Dün Erzurum’da Güneydoğu temsilcisi Amedspor’u ağırladık.
Ligin ilk maçıydı.
Nobre gibi Engin Baytar gibi bir dönem Türk futboluna damga vurmuş futbolcuları, sırtında mavi-beyaz formasıyla izleyecektik.
Heyecanlıydık…
23 bin kapasiteli Kazım Karabekir Stadyumu neredeyse dolmuştu. Tabi rakibin adı Amed olunca gerginlik çıkma ihtimali de yüksekti.
Takımlar sahaya çıktı. Ben dahil bir çok gazeteci meslektaşımın gözü maçtan ziyade Amedsporlu futbolcuların üzerindeydi. Çünkü biliyorduk ki Amedspor’da forma giyen bir iki futbolcu geçmiş yıllarda rakip takımların taraftarlarını tahrik etmiş ve bu tahrikin sonucunda da büyük cezalar almışlardı.
Ve o futbolculardan biri de dün BB Erzurumspor – Amed maçında sahadaydı. Maç sakin başladı. Amedsporlu hiçbir futbolcu tabiri caizse tribünlere oynamadı. Yani gerginlik çıkaracak hiçbir harekette bulunmadı.
Dakikalar 40’ı gösterdiğinde bir anda boş olan kale arkaları dolmaya başladı. Dışarıda bekleyen biletsiz taraftarlar içeriye alınıyordu.

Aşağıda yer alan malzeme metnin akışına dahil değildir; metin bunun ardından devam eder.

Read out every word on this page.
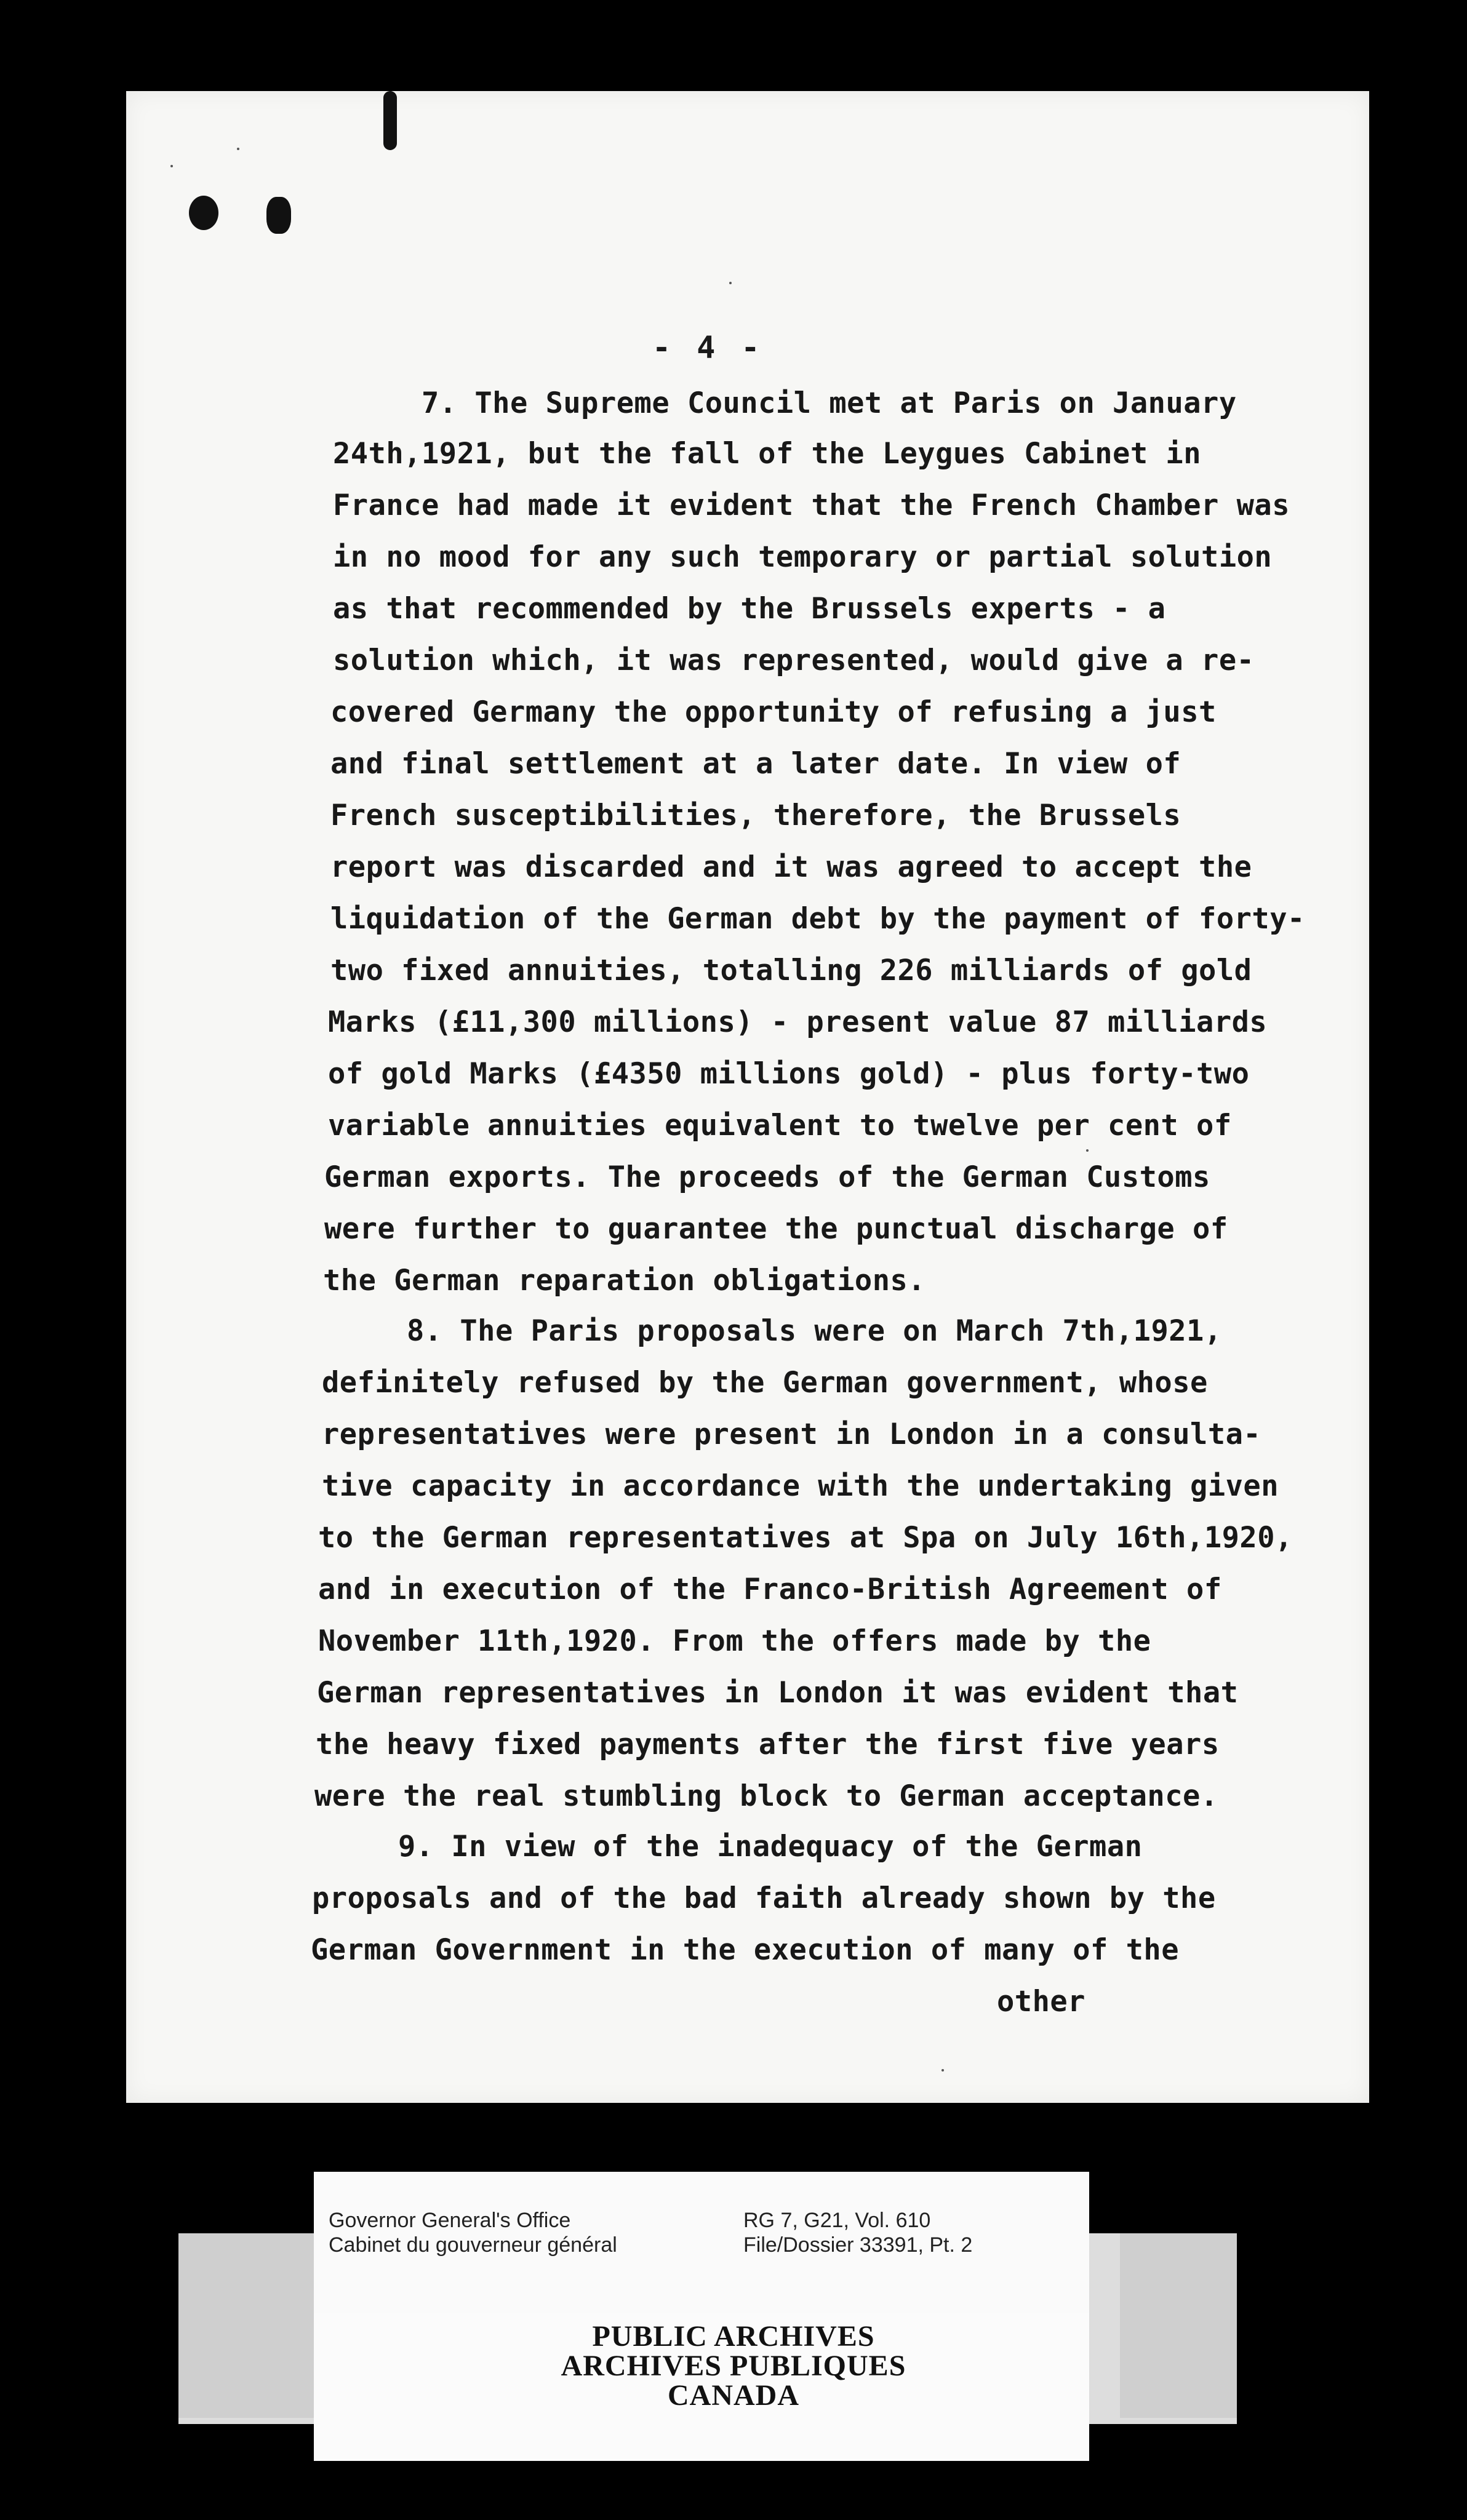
- 4 -
7. The Supreme Council met at Paris on January
24th,1921, but the fall of the Leygues Cabinet in
France had made it evident that the French Chamber was
in no mood for any such temporary or partial solution
as that recommended by the Brussels experts - a
solution which, it was represented, would give a re-
covered Germany the opportunity of refusing a just
and final settlement at a later date. In view of
French susceptibilities, therefore, the Brussels
report was discarded and it was agreed to accept the
liquidation of the German debt by the payment of forty-
two fixed annuities, totalling 226 milliards of gold
Marks (£11,300 millions) - present value 87 milliards
of gold Marks (£4350 millions gold) - plus forty-two
variable annuities equivalent to twelve per cent of
German exports. The proceeds of the German Customs
were further to guarantee the punctual discharge of
the German reparation obligations.
8. The Paris proposals were on March 7th,1921,
definitely refused by the German government, whose
representatives were present in London in a consulta-
tive capacity in accordance with the undertaking given
to the German representatives at Spa on July 16th,1920,
and in execution of the Franco-British Agreement of
November 11th,1920. From the offers made by the
German representatives in London it was evident that
the heavy fixed payments after the first five years
were the real stumbling block to German acceptance.
9. In view of the inadequacy of the German
proposals and of the bad faith already shown by the
German Government in the execution of many of the
other
Governor General's Office
Cabinet du gouverneur général
RG 7, G21, Vol. 610
File/Dossier 33391, Pt. 2
PUBLIC ARCHIVES
ARCHIVES PUBLIQUES
CANADA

Ne olduysa bu dakikadan sonra oldu. Taç kullanmaya, korner atmaya giden Amedsporlu futbolcuların üzerine tribünlerden pet şişeler yağmaya başladı.
Bu olumsuz görüntüler, mavi-beyazlı futbolcuları da etkiledi. Futbolcular rakiplerinden çok tribünlerle mücadele etmeye başladı.
Nobre başta olmak üzere tüm Erzurumsporlu futbolcular taraftarların sakin olmaları için ellerinden geleni yapıyorlardı.
Bayan taraftarlarında ilgi gösterdiği maçta ağza alınmayacak küfürlerde şampiyon takımın taraftarına hiç ama hiç yakışmadı.
Takibi ki bu tepkimiz sağduyu ile takımını desteklemeye gelen gerçek taraftarlara değil.
HESABINI KİM VERECEK
Bu sözüm vurdumduymaz şekilde rakip takımın futbolcularına pet şişe fırlatan, küfürler yağdıran kendini bilmez taraftarlaradır.
Onlar sadece takımlarına da yaşadıkları şehre de zarar vermekten çekinmezler. Çünkü sonrası onların umurunda değildir…
Maçın ardından Diyarbakır taraftarlarının sosyal medyada ki mesajlarına bakma fırsatı buldum. “Sizin takımınız da Diyarbakır’a gelecek… Bunun hesabını vereceksiniz…” diye tehditler savuruyorlar.
Hadi futbol takımları yoğun güvenlik önlemleri altında müsabakaya çıkıyorlar. Umuyorum ki ligin ikinci yarısında Diyarbakır’da oynayacağımız maçta dostluk kazanacak.
Peki bu kendine taraftar diyen kendini bilmezler… Yarın bu şehirden 25 plakalı kaç tane aracın Diyarbakır’a gideceğini biliyor musunuz?
Ticaretle uğraşıp her gün Güneydoğu’ya malzeme götüren kaç tane firmanın olduğunu biliyor musunuz?
Yarın onların başına Diyarbakır’da bir şey gelirse bunun hesabını kim verecek…
Eğer dağlarda askerimize, polisimize gözünü kırpmadan kurşun sıkan hainlere bir mesaj gönderecekseniz bunun yeri futbol tribünleri olmamalı. Amedspor hiç olmamalı.
Çünkü o hainlerinde isteği tam olarak bu.
Diyarbakır da bizim, Mardin de, Batman da… Biz sahiplenmezsek birileri gelip sahipleniyor.